One Montana health official said attention to vaccine development had far outpaced ​attention to their rollout. 

"The contemplation of how the actual vaccine was going to get into millions of people's arms did not occur," said Ellen Leahy, Missoula City-County Health Department director.

Those sentiments have been echoed in states across the country where complaints have mounted that the vaccine distribution system and funding are lacking and centralized planning for the rollout has largely been absent. Promised shipments from a national stockpile that turned out to be empty being one example.

"I am shocked and appalled that the federal government would set an expectation with the American people on which they knew they could not deliver, with such grave consequences," said Oregon Governor Kate Brown recently.

The Trump administration defended its approach.

"Every vaccine dose that's sitting in a warehouse rather than going into an arm could mean one more life lost, or one more hospital bed occupied," said Alex Azar, former Health and Human Services Secretary.

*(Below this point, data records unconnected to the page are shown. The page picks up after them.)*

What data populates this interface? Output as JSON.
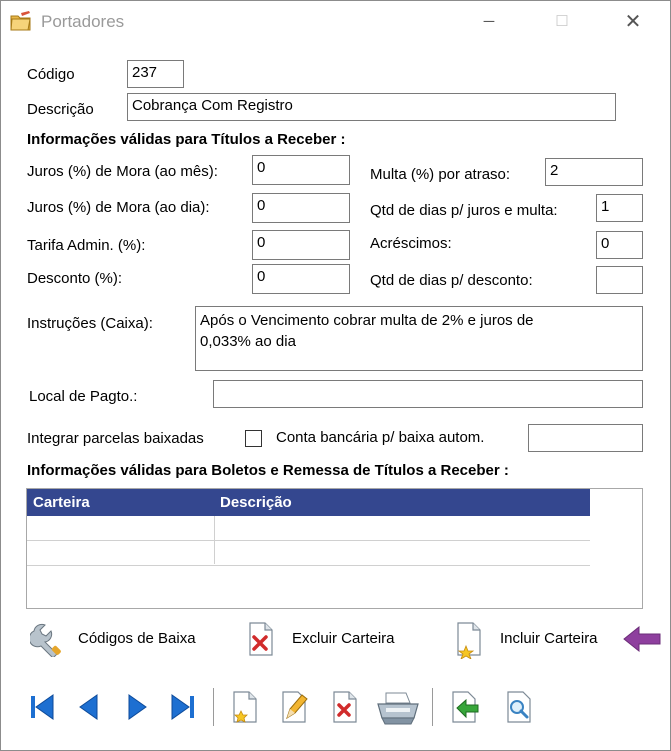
{
  "window": {
    "title": "Portadores",
    "minimize_symbol": "─",
    "maximize_symbol": "☐",
    "close_symbol": "✕"
  },
  "form": {
    "codigo_label": "Código",
    "codigo_value": "237",
    "descricao_label": "Descrição",
    "descricao_value": "Cobrança Com Registro",
    "section_receber": "Informações válidas para Títulos a Receber :",
    "juros_mes_label": "Juros (%) de Mora (ao mês):",
    "juros_mes_value": "0",
    "juros_dia_label": "Juros (%) de Mora (ao dia):",
    "juros_dia_value": "0",
    "tarifa_label": "Tarifa Admin. (%):",
    "tarifa_value": "0",
    "desconto_label": "Desconto (%):",
    "desconto_value": "0",
    "multa_label": "Multa (%) por atraso:",
    "multa_value": "2",
    "qtd_juros_label": "Qtd de dias p/ juros e multa:",
    "qtd_juros_value": "1",
    "acrescimos_label": "Acréscimos:",
    "acrescimos_value": "0",
    "qtd_desconto_label": "Qtd de dias p/ desconto:",
    "qtd_desconto_value": "",
    "instrucoes_label": "Instruções (Caixa):",
    "instrucoes_value": "Após o Vencimento cobrar multa de 2% e juros de\n0,033% ao dia",
    "local_label": "Local de Pagto.:",
    "local_value": "",
    "integrar_label": "Integrar parcelas baixadas",
    "conta_label": "Conta bancária p/ baixa autom.",
    "conta_value": "",
    "section_boletos": "Informações válidas para Boletos e Remessa de Títulos a Receber :"
  },
  "grid": {
    "columns": [
      "Carteira",
      "Descrição"
    ],
    "header_color": "#34478f"
  },
  "actions": {
    "codigos_baixa": "Códigos de Baixa",
    "excluir_carteira": "Excluir Carteira",
    "incluir_carteira": "Incluir Carteira",
    "arrow_color": "#8e3f9e"
  },
  "toolbar": {
    "icons": [
      "first-record-icon",
      "prev-record-icon",
      "next-record-icon",
      "last-record-icon",
      "new-record-icon",
      "edit-record-icon",
      "delete-record-icon",
      "print-icon",
      "exit-icon",
      "search-icon"
    ]
  }
}
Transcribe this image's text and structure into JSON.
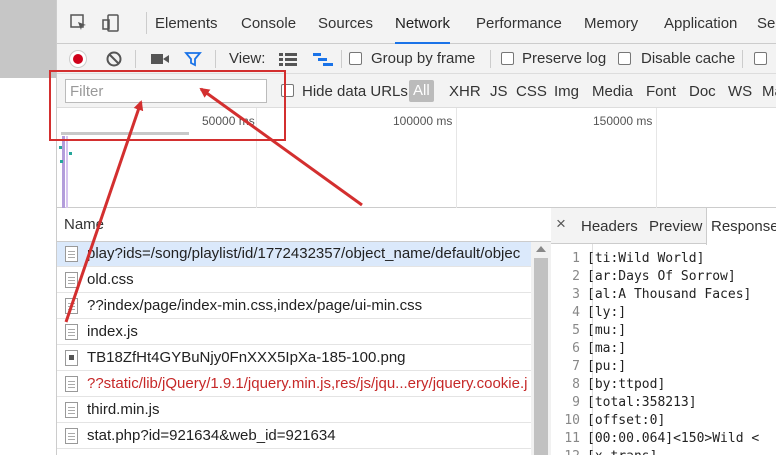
{
  "tabs": [
    "Elements",
    "Console",
    "Sources",
    "Network",
    "Performance",
    "Memory",
    "Application",
    "Se"
  ],
  "toolbar": {
    "view_label": "View:",
    "group_by_frame": "Group by frame",
    "preserve_log": "Preserve log",
    "disable_cache": "Disable cache"
  },
  "filter": {
    "placeholder": "Filter",
    "hide_data_urls": "Hide data URLs",
    "types": [
      "All",
      "XHR",
      "JS",
      "CSS",
      "Img",
      "Media",
      "Font",
      "Doc",
      "WS",
      "Ma"
    ]
  },
  "overview": {
    "ticks": [
      "50000 ms",
      "100000 ms",
      "150000 ms"
    ]
  },
  "requests": {
    "header": "Name",
    "rows": [
      {
        "name": "play?ids=/song/playlist/id/1772432357/object_name/default/objec",
        "type": "doc",
        "status": "selected"
      },
      {
        "name": "old.css",
        "type": "doc",
        "status": "normal"
      },
      {
        "name": "??index/page/index-min.css,index/page/ui-min.css",
        "type": "doc",
        "status": "normal"
      },
      {
        "name": "index.js",
        "type": "doc",
        "status": "normal"
      },
      {
        "name": "TB18ZfHt4GYBuNjy0FnXXX5IpXa-185-100.png",
        "type": "img",
        "status": "normal"
      },
      {
        "name": "??static/lib/jQuery/1.9.1/jquery.min.js,res/js/jqu...ery/jquery.cookie.j",
        "type": "doc",
        "status": "error"
      },
      {
        "name": "third.min.js",
        "type": "doc",
        "status": "normal"
      },
      {
        "name": "stat.php?id=921634&web_id=921634",
        "type": "doc",
        "status": "normal"
      }
    ]
  },
  "response_panel": {
    "close": "×",
    "tabs": [
      "Headers",
      "Preview",
      "Response"
    ],
    "lines": [
      {
        "n": "1",
        "t": "[ti:Wild World]"
      },
      {
        "n": "2",
        "t": "[ar:Days Of Sorrow]"
      },
      {
        "n": "3",
        "t": "[al:A Thousand Faces]"
      },
      {
        "n": "4",
        "t": "[ly:]"
      },
      {
        "n": "5",
        "t": "[mu:]"
      },
      {
        "n": "6",
        "t": "[ma:]"
      },
      {
        "n": "7",
        "t": "[pu:]"
      },
      {
        "n": "8",
        "t": "[by:ttpod]"
      },
      {
        "n": "9",
        "t": "[total:358213]"
      },
      {
        "n": "10",
        "t": "[offset:0]"
      },
      {
        "n": "11",
        "t": "[00:00.064]<150>Wild <"
      },
      {
        "n": "12",
        "t": "[x-trans]"
      }
    ]
  },
  "colors": {
    "accent": "#1a73e8",
    "record": "#d0021b",
    "error_text": "#c62828",
    "annotation": "#d32f2f",
    "selected_row": "#dbe9fb"
  }
}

It will be up to the new Biden administration to open up the vaccine pipelines and make supplies more predictable.

"I let the Biden transition team know that we hope that we can get to the point where we have two weeks' notice or at least ten days' notice so that every dose can be used even quicker," Polis said.

"This unreliable source makes it very hard to plan," said Dr. Grant Colfax, San Francisco Department of Public Health director earlier this week. "And it is one of the key reasons that we're scheduled to run out of vaccine the day after tomorrow, Thursday."

President Biden's goal is 100 million injections during his first 100 days in office, or one million shots per day.

"It's a heavy lift any way you look at it. It'll be undermined if we can't get vaccines here on a steady stream," Wallace said.

The race against the virus is a race against time, said Polis. Turning that stream of vaccines into a gusher could be critical.